Students who make a habit of holding open doors for strangers walking into residence halls may soon have to cut out the practice, as an audit of Housing and Residential Education has resulted in a plan to install of security cameras around residential areas of campus.
The cameras are currently being installed throughout areas of campus where ID card readers are used to access residence halls following University Audit and Compliance’s (UAC) routine January audit. UAC focuses on advising university departments with ways to be more effective.
In the case of Housing, effectiveness would take the form of a decrease in unauthorized entry to residence halls.
In an email to the Oracle, USF Media and Public Affairs Coordinator Adam Freeman said the exact details of the audit are confidential and exempt from inspection under Florida law due to the sensitive nature of the information technology issues within.

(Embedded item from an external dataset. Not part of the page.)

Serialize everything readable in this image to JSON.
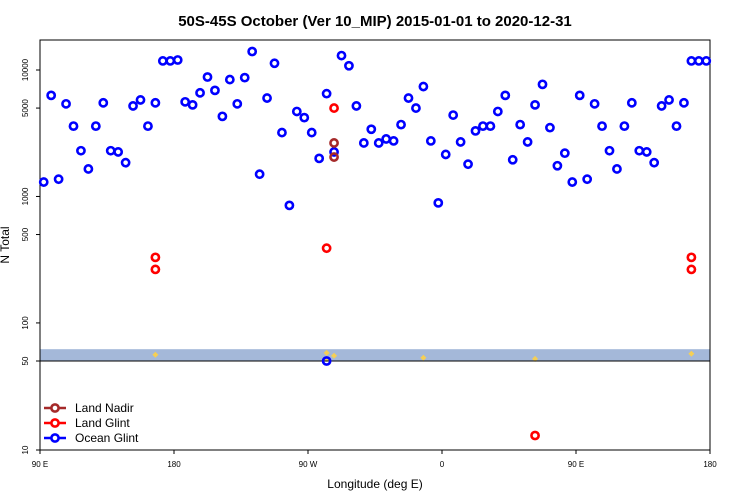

According to Assistant Vice President of Housing and Residential Education Ana Hernandez, the cameras are an effort to increase safety in residence halls. She said footage from the security cameras will be used by the university to investigate inappropriate uses of access cards and card reading failures.

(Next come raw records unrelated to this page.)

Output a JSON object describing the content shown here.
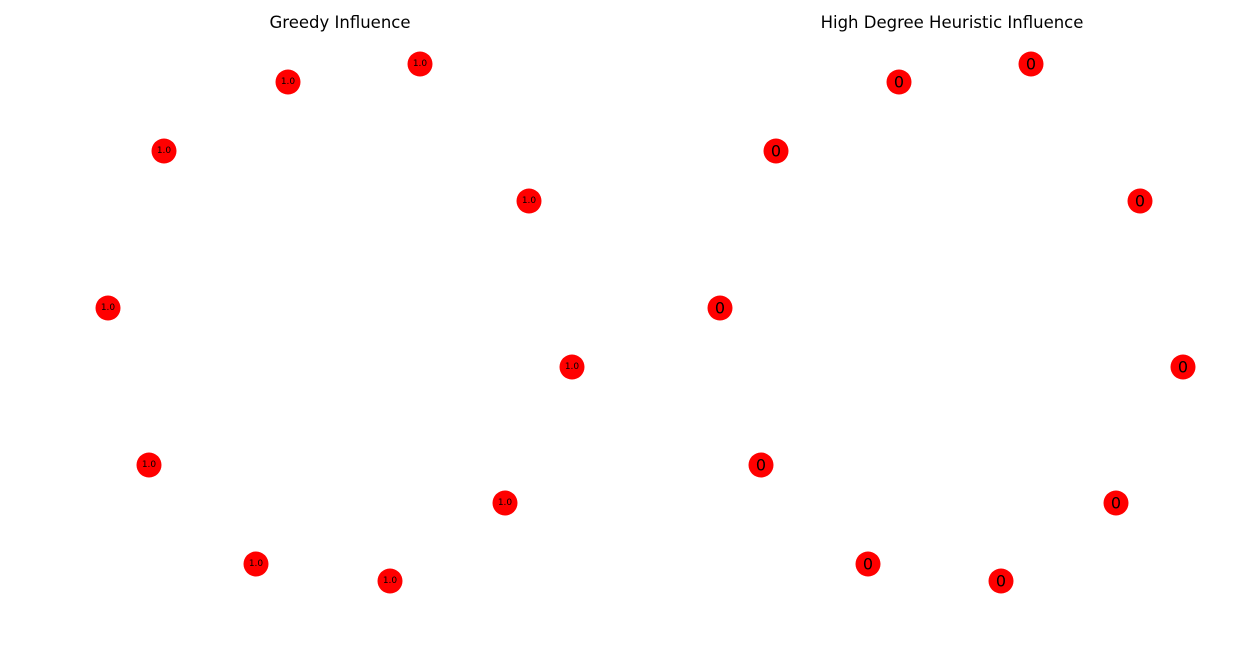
{
  "left_graph": {
    "title": "Greedy Influence",
    "node_color": "#ff0000",
    "nodes": [
      {
        "label": "1.0"
      },
      {
        "label": "1.0"
      },
      {
        "label": "1.0"
      },
      {
        "label": "1.0"
      },
      {
        "label": "1.0"
      },
      {
        "label": "1.0"
      },
      {
        "label": "1.0"
      },
      {
        "label": "1.0"
      },
      {
        "label": "1.0"
      },
      {
        "label": "1.0"
      }
    ]
  },
  "right_graph": {
    "title": "High Degree Heuristic Influence",
    "node_color": "#ff0000",
    "nodes": [
      {
        "label": "0"
      },
      {
        "label": "0"
      },
      {
        "label": "0"
      },
      {
        "label": "0"
      },
      {
        "label": "0"
      },
      {
        "label": "0"
      },
      {
        "label": "0"
      },
      {
        "label": "0"
      },
      {
        "label": "0"
      },
      {
        "label": "0"
      }
    ]
  }
}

“We identified where we have card access readers and where we think we’ll have card access readers in the future,” Hernandez said. “We made it an extensive project that includes the Greek Village.”
She also said there were no prior incidents leading to the decision of starting the project and made clear the cameras are not meant to invade the privacy of students or constantly monitor student activity.

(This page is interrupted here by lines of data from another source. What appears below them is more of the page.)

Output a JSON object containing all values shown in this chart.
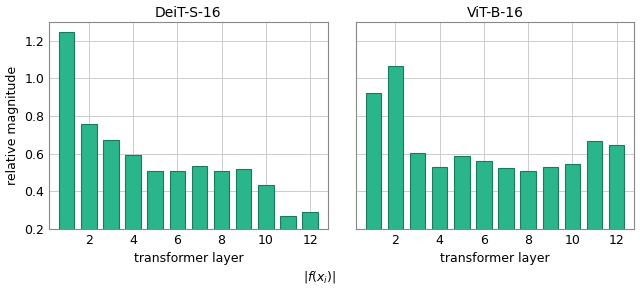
{
  "deit_values": [
    1.25,
    0.76,
    0.67,
    0.59,
    0.51,
    0.51,
    0.535,
    0.51,
    0.52,
    0.435,
    0.27,
    0.29
  ],
  "vit_values": [
    0.92,
    1.065,
    0.605,
    0.53,
    0.585,
    0.56,
    0.525,
    0.51,
    0.53,
    0.545,
    0.665,
    0.645
  ],
  "deit_title": "DeiT-S-16",
  "vit_title": "ViT-B-16",
  "xlabel": "transformer layer",
  "ylabel": "relative magnitude",
  "bar_color": "#2ab58a",
  "bar_edge_color": "#1a7a60",
  "ylim": [
    0.2,
    1.3
  ],
  "yticks": [
    0.2,
    0.4,
    0.6,
    0.8,
    1.0,
    1.2
  ],
  "n_layers": 12,
  "figsize": [
    6.4,
    2.88
  ],
  "dpi": 100,
  "formula": "|f(x_i)|"
}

“We were intentional not to bring the cameras into the private (residence halls),” she said. “We’re really focused on the entry (and) exit areas. We will have some in our community spaces, but that’s just to add security and safety.”
In other words, the cameras will not be placed inside common areas or residents’ rooms. In Greek Village, they will be in the elevator lobbies.
Allie Barton, secretary for sorority Zeta Tau Alpha, said she had mixed feelings about the recent increase in security cameras in USF’s Greek Village, but said thinks they are ultimately necessary.
Barton said she had never heard of any incident that would warrant more monitoring of the Village, but said the cameras do make her feel safer in her first year living there.
“I think that if something did happen, then it would be useful — like, if it there a crime or a robbery,” Barton said. “If you look at other on-campus housing, there are cameras on the swipe access door … there should be cameras.”
She was shocked, however, at the projected price tag of the project, which Hernandez said is yet to be determined.
“We are still waiting for the final bill in regard to the project,” Hernandez said. “It’s a very expensive project, so it will be hundreds of thousands of dollars to install the cameras.”